24 May 2012

Man Bites Dog -- A Student Loan Discharged

I've previously posted here, here, and here about student loans. A point that I made bears repeating: student loans are not dischargeable in bankruptcy. The rationale for this exclusion for the typical benefits of bankruptcy is straightforward. Student loans are, at least in part, undertaken as an investment to increase one's future earnings. Permitting their easy discharge would permit impecunious recent grads to have their cake and eat it, too. Immediately after having become fit to earn big bucks, they would file under Chapter 7 to escape liability to creditors while preserving their newly-minted earnings potential. Or so the theory goes.

Bankruptcy Code section 523(a)(8) permits one "out" for student loan debtors: "if excepting such debt from discharge would impose an undue hardship." But try to squeeze through that opening. Harder than getting a camel through the eye of a needle I'd have said.
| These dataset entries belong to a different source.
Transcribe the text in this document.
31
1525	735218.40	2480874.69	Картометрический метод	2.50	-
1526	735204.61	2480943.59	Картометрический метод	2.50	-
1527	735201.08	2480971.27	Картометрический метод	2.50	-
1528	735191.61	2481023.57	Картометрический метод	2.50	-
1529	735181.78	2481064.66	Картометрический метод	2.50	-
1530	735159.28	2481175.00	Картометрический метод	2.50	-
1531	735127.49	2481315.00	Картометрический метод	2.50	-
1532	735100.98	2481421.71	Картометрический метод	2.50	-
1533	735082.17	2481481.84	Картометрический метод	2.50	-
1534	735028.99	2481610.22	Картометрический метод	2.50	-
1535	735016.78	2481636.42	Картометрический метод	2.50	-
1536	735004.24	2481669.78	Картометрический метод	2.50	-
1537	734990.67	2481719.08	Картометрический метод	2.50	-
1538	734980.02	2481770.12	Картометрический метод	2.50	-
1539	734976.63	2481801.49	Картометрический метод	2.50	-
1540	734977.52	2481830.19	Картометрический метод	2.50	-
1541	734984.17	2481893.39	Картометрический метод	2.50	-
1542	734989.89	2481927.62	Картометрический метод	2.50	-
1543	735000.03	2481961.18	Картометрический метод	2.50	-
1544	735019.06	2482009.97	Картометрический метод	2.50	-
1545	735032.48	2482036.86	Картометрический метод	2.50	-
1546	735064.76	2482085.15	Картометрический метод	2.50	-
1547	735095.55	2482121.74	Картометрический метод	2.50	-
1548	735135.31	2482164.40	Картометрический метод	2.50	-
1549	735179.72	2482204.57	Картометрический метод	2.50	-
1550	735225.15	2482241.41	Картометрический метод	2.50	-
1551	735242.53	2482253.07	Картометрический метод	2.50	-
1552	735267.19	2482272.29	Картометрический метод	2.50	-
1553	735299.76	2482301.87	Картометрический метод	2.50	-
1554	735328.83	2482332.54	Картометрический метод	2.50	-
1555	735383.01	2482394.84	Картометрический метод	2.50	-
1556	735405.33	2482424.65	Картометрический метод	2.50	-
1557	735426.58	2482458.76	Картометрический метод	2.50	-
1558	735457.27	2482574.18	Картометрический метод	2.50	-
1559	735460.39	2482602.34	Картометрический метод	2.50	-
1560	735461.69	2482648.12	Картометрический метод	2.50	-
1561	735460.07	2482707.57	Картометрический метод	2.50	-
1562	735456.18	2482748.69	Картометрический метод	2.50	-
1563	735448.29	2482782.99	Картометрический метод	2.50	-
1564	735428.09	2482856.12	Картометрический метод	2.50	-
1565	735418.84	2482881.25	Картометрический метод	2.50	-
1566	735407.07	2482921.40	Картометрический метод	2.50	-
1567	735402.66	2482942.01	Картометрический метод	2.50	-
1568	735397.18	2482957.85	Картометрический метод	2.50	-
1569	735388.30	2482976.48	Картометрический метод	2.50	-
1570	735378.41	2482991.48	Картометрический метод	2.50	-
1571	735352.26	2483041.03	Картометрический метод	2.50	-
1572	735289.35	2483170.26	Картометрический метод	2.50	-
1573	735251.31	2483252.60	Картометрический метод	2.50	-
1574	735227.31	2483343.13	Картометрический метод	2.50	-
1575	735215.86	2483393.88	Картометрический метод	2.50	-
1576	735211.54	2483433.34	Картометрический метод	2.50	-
But thanks to colleague Haskell Murray I can point to what burdened graduates can do to get that wished-for discharge: suffer from a serious form of Asperger Syndrome and be 63 years old. Check out the sad story here. One can only wonder about the schools who assisted this woman to get over $300,000 of student loans and the lenders who lent her that much. Goes to show that the backstop of government loan guarantees eliminates any gate-keeping function.